Aproximadamente a las 21 horas de este jueves el artista, fundador de La Jornada, falleció en su casa de Oaxaca, rodeado por su familia, que por medio de las redes sociales confirmó la noticia y solicitó respetar su dolor, y la manera en que nuestro padre manejó su intimidad.

El maestro perdió la batalla contra el cáncer de pulmón que lo aquejó en meses recientes. Se fue el artista vivo más importante de México (de acuerdo con sus colegas y las instituciones culturales), quien durante muchos años fue el motor en su tierra natal de decenas de causas sociales.

Desde las 11 horas de anoche se instaló en el Instituto de Artes Gráficas de Oaxaca una ofrenda, abierta a todas las personas que quisieran despedir a uno de los grandes creadores del país.

Francisco Benjamín López Toledo, mejor conocido como Francisco Toledo, genio y figura, nació en el municipio de Juchitán de Zaragoza en 1940, donde comenzó su labor de apoyo a las comunidades.

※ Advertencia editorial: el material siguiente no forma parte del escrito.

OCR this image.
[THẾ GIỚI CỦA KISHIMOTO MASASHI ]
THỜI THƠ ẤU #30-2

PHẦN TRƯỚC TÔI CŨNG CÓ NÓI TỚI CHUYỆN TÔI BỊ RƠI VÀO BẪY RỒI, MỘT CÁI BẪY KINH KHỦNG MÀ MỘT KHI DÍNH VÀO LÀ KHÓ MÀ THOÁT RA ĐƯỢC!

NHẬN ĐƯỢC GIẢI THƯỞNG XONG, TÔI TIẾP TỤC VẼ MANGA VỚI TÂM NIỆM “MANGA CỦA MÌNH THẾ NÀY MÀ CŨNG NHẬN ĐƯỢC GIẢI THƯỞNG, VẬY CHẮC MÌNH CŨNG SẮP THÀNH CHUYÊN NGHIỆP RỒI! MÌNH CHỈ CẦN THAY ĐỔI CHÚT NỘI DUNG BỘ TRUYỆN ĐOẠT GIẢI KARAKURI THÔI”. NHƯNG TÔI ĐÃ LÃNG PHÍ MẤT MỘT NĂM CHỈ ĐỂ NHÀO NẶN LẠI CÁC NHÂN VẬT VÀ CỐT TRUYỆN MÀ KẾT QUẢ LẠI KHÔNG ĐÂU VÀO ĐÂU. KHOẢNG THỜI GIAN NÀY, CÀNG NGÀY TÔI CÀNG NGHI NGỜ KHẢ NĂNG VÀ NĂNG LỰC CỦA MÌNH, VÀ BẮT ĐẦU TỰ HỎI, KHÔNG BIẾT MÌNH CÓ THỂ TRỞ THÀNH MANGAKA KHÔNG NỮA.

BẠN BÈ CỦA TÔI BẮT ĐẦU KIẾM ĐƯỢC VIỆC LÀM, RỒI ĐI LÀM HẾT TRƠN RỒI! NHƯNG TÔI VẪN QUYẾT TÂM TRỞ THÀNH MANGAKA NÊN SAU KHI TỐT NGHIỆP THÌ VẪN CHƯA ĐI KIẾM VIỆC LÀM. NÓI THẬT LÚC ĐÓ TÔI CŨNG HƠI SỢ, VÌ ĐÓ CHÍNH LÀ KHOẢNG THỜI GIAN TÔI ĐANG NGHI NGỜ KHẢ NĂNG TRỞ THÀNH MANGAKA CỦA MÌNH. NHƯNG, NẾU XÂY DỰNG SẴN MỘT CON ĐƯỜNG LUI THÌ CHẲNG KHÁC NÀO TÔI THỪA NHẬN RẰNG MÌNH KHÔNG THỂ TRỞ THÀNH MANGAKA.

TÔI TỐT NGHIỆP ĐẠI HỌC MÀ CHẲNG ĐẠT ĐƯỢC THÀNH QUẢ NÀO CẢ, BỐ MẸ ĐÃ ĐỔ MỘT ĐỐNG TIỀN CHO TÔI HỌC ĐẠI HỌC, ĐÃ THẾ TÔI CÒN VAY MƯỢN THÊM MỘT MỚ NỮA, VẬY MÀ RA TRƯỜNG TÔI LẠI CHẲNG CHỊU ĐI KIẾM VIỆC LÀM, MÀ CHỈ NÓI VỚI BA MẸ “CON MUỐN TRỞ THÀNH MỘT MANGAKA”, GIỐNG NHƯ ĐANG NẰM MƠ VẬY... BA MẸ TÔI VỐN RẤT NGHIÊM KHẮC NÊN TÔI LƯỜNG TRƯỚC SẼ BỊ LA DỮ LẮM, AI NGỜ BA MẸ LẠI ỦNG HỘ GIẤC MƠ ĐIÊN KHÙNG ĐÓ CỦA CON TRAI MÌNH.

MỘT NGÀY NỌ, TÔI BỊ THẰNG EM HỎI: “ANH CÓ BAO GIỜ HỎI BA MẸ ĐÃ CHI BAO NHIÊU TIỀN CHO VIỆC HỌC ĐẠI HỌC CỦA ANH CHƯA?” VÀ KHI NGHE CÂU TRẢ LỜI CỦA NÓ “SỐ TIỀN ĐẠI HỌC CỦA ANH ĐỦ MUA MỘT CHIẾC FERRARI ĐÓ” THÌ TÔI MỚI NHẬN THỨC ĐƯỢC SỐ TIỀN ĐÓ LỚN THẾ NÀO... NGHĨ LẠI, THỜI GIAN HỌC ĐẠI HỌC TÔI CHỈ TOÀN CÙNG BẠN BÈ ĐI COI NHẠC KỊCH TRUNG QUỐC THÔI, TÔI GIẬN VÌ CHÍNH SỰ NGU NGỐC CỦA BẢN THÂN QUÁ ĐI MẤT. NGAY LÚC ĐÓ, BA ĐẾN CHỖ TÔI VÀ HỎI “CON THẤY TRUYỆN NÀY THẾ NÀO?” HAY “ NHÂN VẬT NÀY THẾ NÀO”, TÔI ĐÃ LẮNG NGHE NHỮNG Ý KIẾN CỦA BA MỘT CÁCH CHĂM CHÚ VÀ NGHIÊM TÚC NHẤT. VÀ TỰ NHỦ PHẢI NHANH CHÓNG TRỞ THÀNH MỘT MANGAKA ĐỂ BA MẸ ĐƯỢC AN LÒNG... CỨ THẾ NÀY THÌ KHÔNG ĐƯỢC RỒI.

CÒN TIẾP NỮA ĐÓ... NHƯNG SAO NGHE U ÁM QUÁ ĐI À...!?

Durante sus 79 años mostró esas facetas, pues no sólo fue un destacado artista que visitó varios países, como Francia; ahí vivió varios años, pero nunca olvidó sus raíces y continuó apoyando diversas actividades y proyectos; fundó la Casa de la Cultura de Juchitán de Zaragoza.

Francisco Benjamín fue el cuarto de los siete hijos de Francisco López Orozco y Florencia Toledo Nolasco. Desde pequeño demostró una especial habilidad para el dibujo, talento que fue alentado por su padre, quien cedió las paredes de la casa a su paleta.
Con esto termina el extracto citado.